Ao ler a frase da Teresa Ribeiro “o Estado português só considera pobres os que andam com uma mão à frente e outra atrás”, não consegui deixar de me voltar a lembrar da história da Maria, das Marias (e Maneis) deste país, que com parcos rendimentos ainda têm de contribuir para os “Magalhães” que o governo [em campanha eleitoral] distribui.
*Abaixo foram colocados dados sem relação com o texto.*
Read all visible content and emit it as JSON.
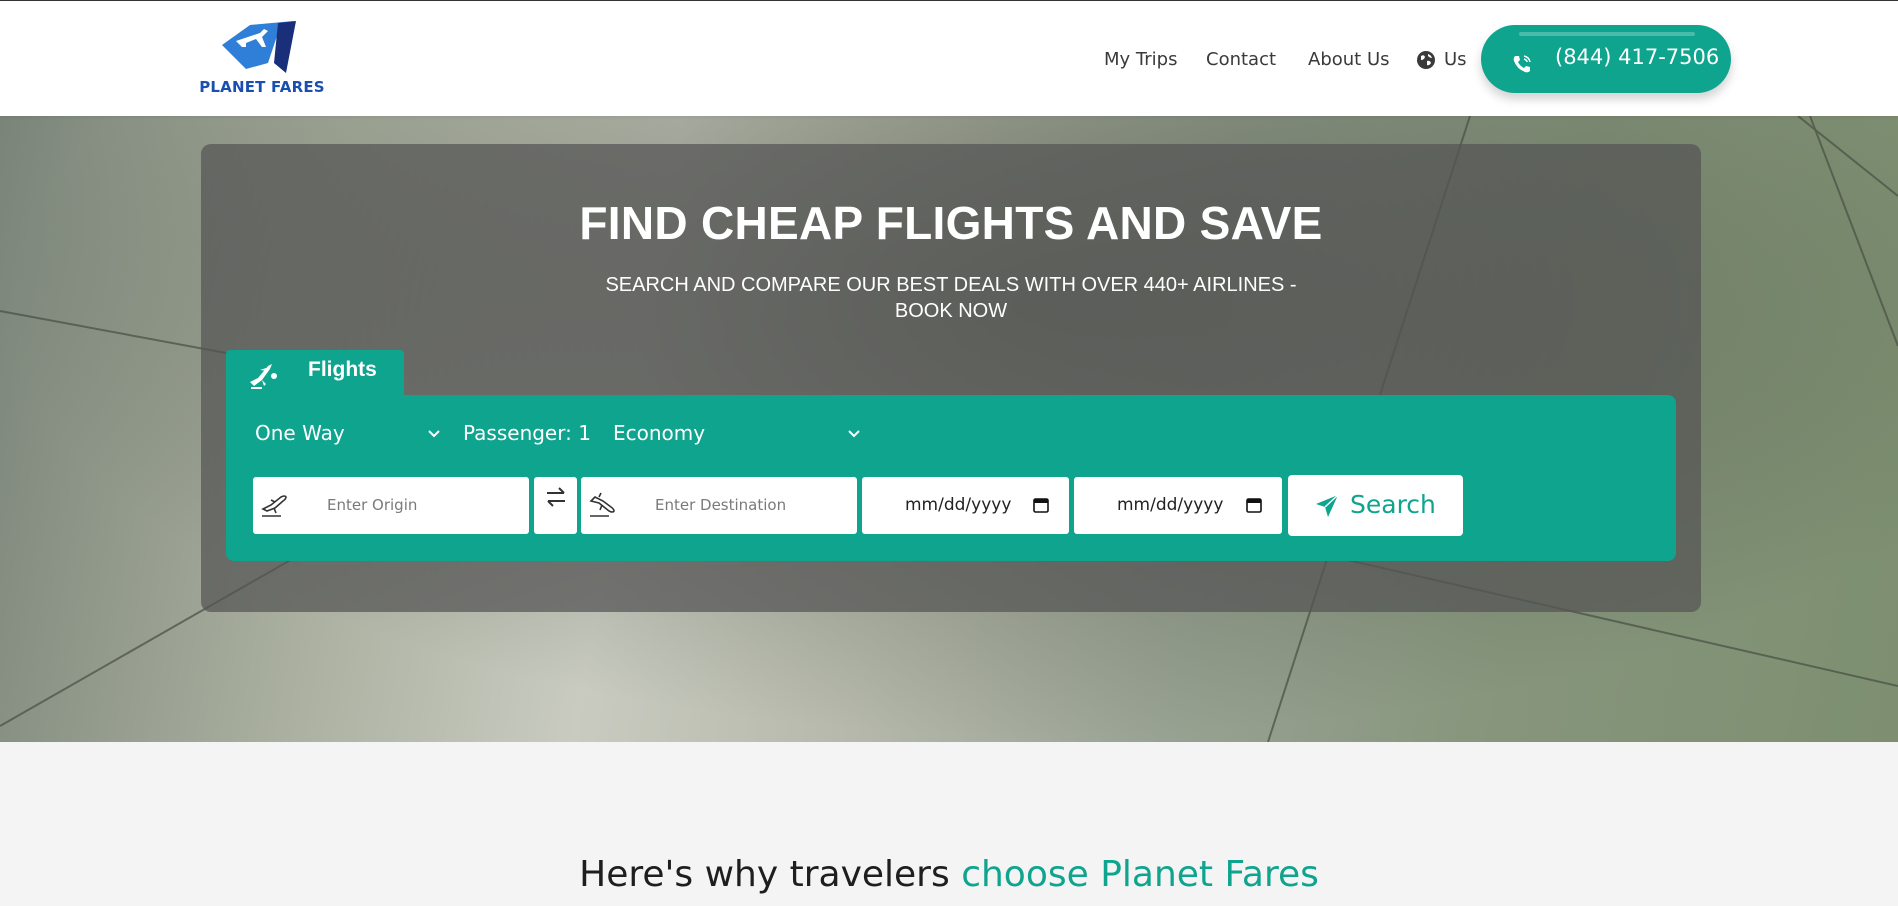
{
  "colors": {
    "accent": "#0ea48e",
    "brand_blue": "#1a4fb0",
    "header_bg": "#ffffff"
  },
  "header": {
    "logo_text": "PLANET FARES",
    "nav": {
      "my_trips": "My Trips",
      "contact": "Contact",
      "about_us": "About Us",
      "language": "Us"
    },
    "phone": "(844) 417-7506",
    "icons": {
      "language": "globe-icon",
      "phone": "phone-icon",
      "logo": "airplane-logo-icon"
    }
  },
  "hero": {
    "title": "FIND CHEAP FLIGHTS AND SAVE",
    "subtitle": "SEARCH AND COMPARE OUR BEST DEALS WITH OVER 440+ AIRLINES - BOOK NOW"
  },
  "search": {
    "tab_label": "Flights",
    "trip_type": "One Way",
    "passengers": "Passenger: 1",
    "cabin_class": "Economy",
    "origin_placeholder": "Enter Origin",
    "destination_placeholder": "Enter Destination",
    "depart_date": "mm/dd/yyyy",
    "return_date": "mm/dd/yyyy",
    "search_label": "Search"
  },
  "why": {
    "lead": "Here's why travelers ",
    "accent": "choose Planet Fares"
  }
}
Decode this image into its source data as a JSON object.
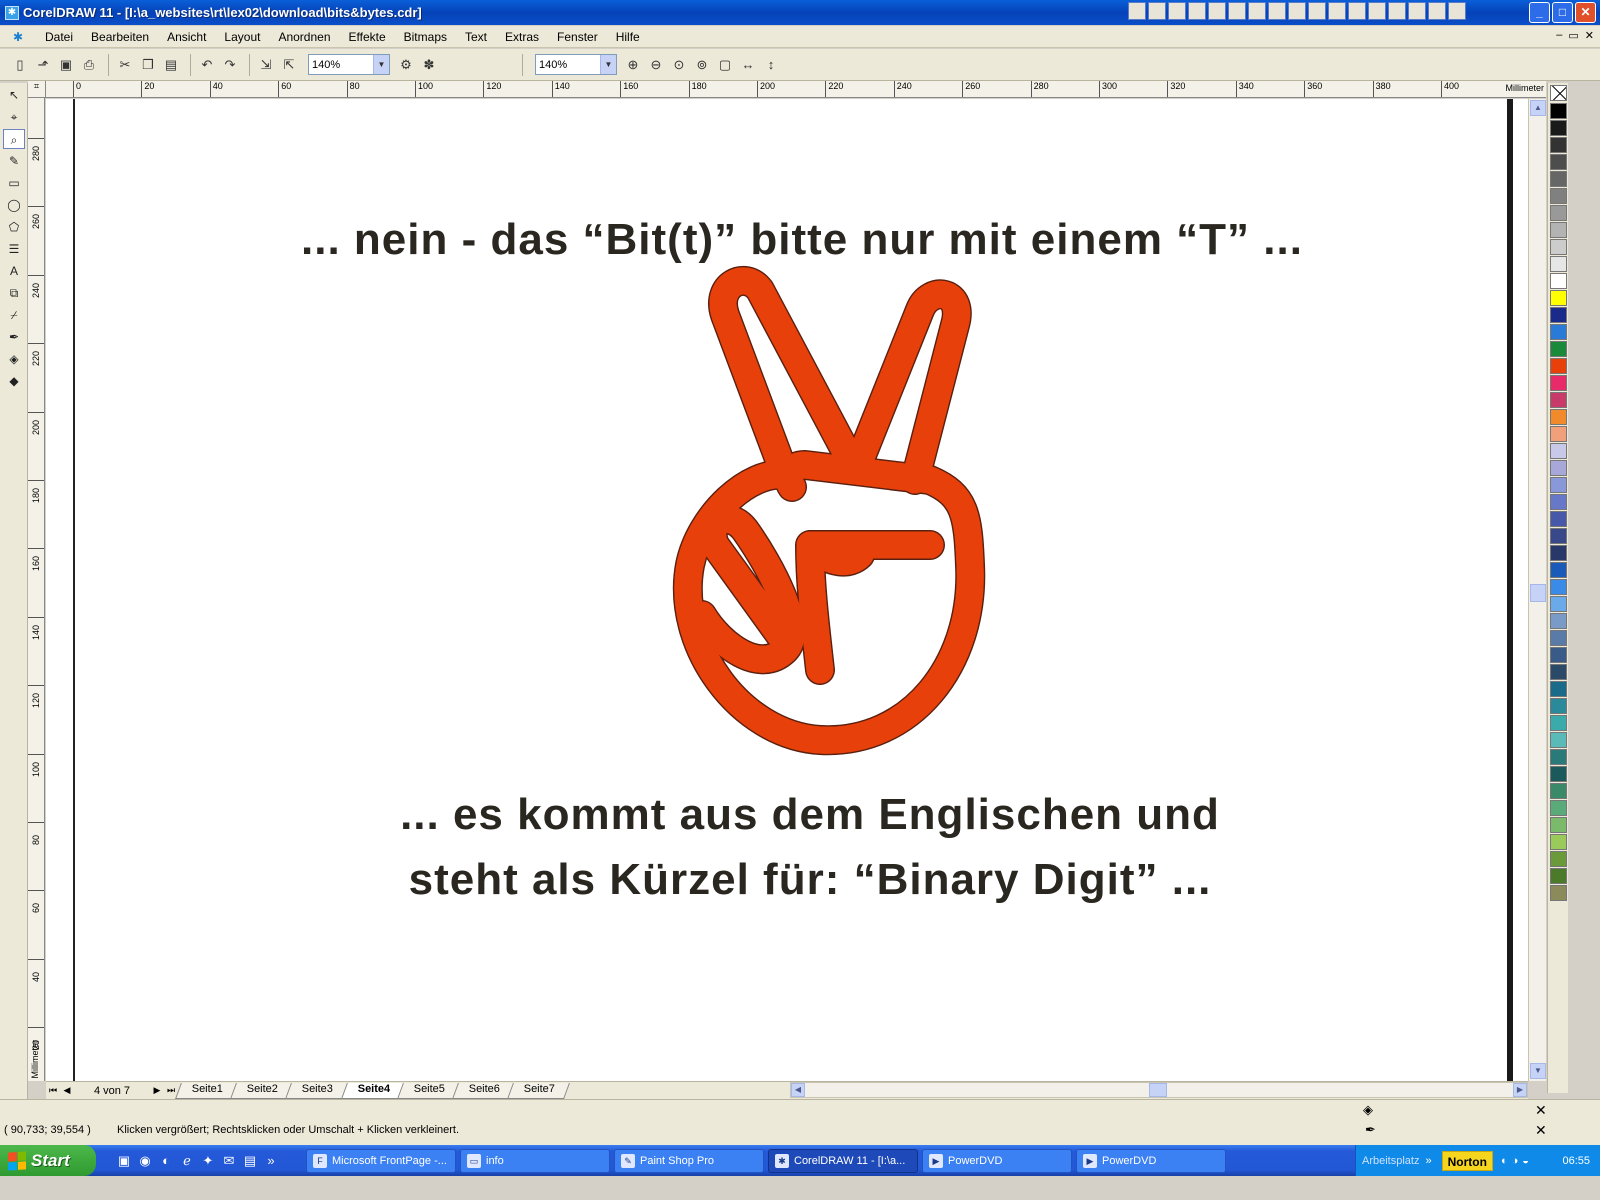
{
  "window": {
    "title": "CorelDRAW 11 - [I:\\a_websites\\rt\\lex02\\download\\bits&bytes.cdr]",
    "buttons": [
      "_",
      "□",
      "✕"
    ]
  },
  "menubar": {
    "items": [
      "Datei",
      "Bearbeiten",
      "Ansicht",
      "Layout",
      "Anordnen",
      "Effekte",
      "Bitmaps",
      "Text",
      "Extras",
      "Fenster",
      "Hilfe"
    ],
    "doc_buttons": [
      "–",
      "▭",
      "✕"
    ]
  },
  "toolbar": {
    "zoom_left": "140%",
    "zoom_right": "140%"
  },
  "ruler": {
    "unit": "Millimeter",
    "h_ticks": [
      "0",
      "20",
      "40",
      "60",
      "80",
      "100",
      "120",
      "140",
      "160",
      "180",
      "200",
      "220",
      "240",
      "260",
      "280",
      "300",
      "320",
      "340",
      "360",
      "380",
      "400"
    ],
    "v_ticks": [
      "280",
      "260",
      "240",
      "220",
      "200",
      "180",
      "160",
      "140",
      "120",
      "100",
      "80",
      "60",
      "40",
      "20"
    ],
    "v_unit": "Millimeter"
  },
  "canvas": {
    "headline": "... nein - das “Bit(t)” bitte nur mit einem “T” ...",
    "line2": "... es kommt aus dem Englischen und",
    "line3": "steht als Kürzel für: “Binary Digit” ...",
    "hand_color": "#e8400a"
  },
  "pages": {
    "counter": "4 von 7",
    "tabs": [
      "Seite1",
      "Seite2",
      "Seite3",
      "Seite4",
      "Seite5",
      "Seite6",
      "Seite7"
    ],
    "active": "Seite4"
  },
  "status": {
    "coords": "( 90,733; 39,554 )",
    "hint": "Klicken vergrößert; Rechtsklicken oder Umschalt + Klicken verkleinert."
  },
  "palette": [
    "#000000",
    "#1a1a1a",
    "#333333",
    "#4d4d4d",
    "#666666",
    "#808080",
    "#999999",
    "#b3b3b3",
    "#cccccc",
    "#e6e6e6",
    "#ffffff",
    "#ffff00",
    "#1a2a8a",
    "#2a7ad8",
    "#1a8a3a",
    "#e8400a",
    "#e82a6a",
    "#c83a6a",
    "#f08a2a",
    "#f0a07a",
    "#c8c8e8",
    "#a8a8d8",
    "#8898d8",
    "#6878c8",
    "#4858a8",
    "#384888",
    "#283868",
    "#1a5ab8",
    "#3a8ae8",
    "#6aaae8",
    "#7a9ac8",
    "#5a7aa8",
    "#3a5a88",
    "#2a4a68",
    "#1a6a8a",
    "#2a8a9a",
    "#3aaaaa",
    "#5abab8",
    "#2a7a7a",
    "#1a5a5a",
    "#3a8a6a",
    "#5aaa7a",
    "#7aba6a",
    "#9aca5a",
    "#6a9a3a",
    "#4a7a2a",
    "#8a8a5a"
  ],
  "taskbar": {
    "start": "Start",
    "tasks": [
      "Microsoft FrontPage -...",
      "info",
      "Paint Shop Pro",
      "CorelDRAW 11 - [I:\\a...",
      "PowerDVD",
      "PowerDVD"
    ],
    "active_task": "CorelDRAW 11 - [I:\\a...",
    "tray_label": "Arbeitsplatz",
    "norton": "Norton",
    "clock": "06:55"
  }
}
Lembrei-me de famílias de classe média que, tantas vezes à custa de ginásticas incontáveis no seu equilíbrio orçamental, ajudam os filhos que se encontram no desemprego, ou que não têm rendimentos suficientes para a sua subsistência, e dos tios que, caridosamente, ajudam esses irmãos nas despesas de educação dos filhos e que não as podem sequer descontar no IRS por estes serem maiores e/ou não viverem sob o mesmo tecto.

E dou por mim a pensar que com a porcaria de (in)Segurança Social que temos, o Estado Português em nada facilita essa outra segurança, que felizmente ainda existe em alguns países da Europa do sul, que é a solidariedade familiar e ainda se entretém a equacionar dificulta-la, como era aquela história de ter de declarar transferências entre familiares, superiores a determinados montantes, às finanças.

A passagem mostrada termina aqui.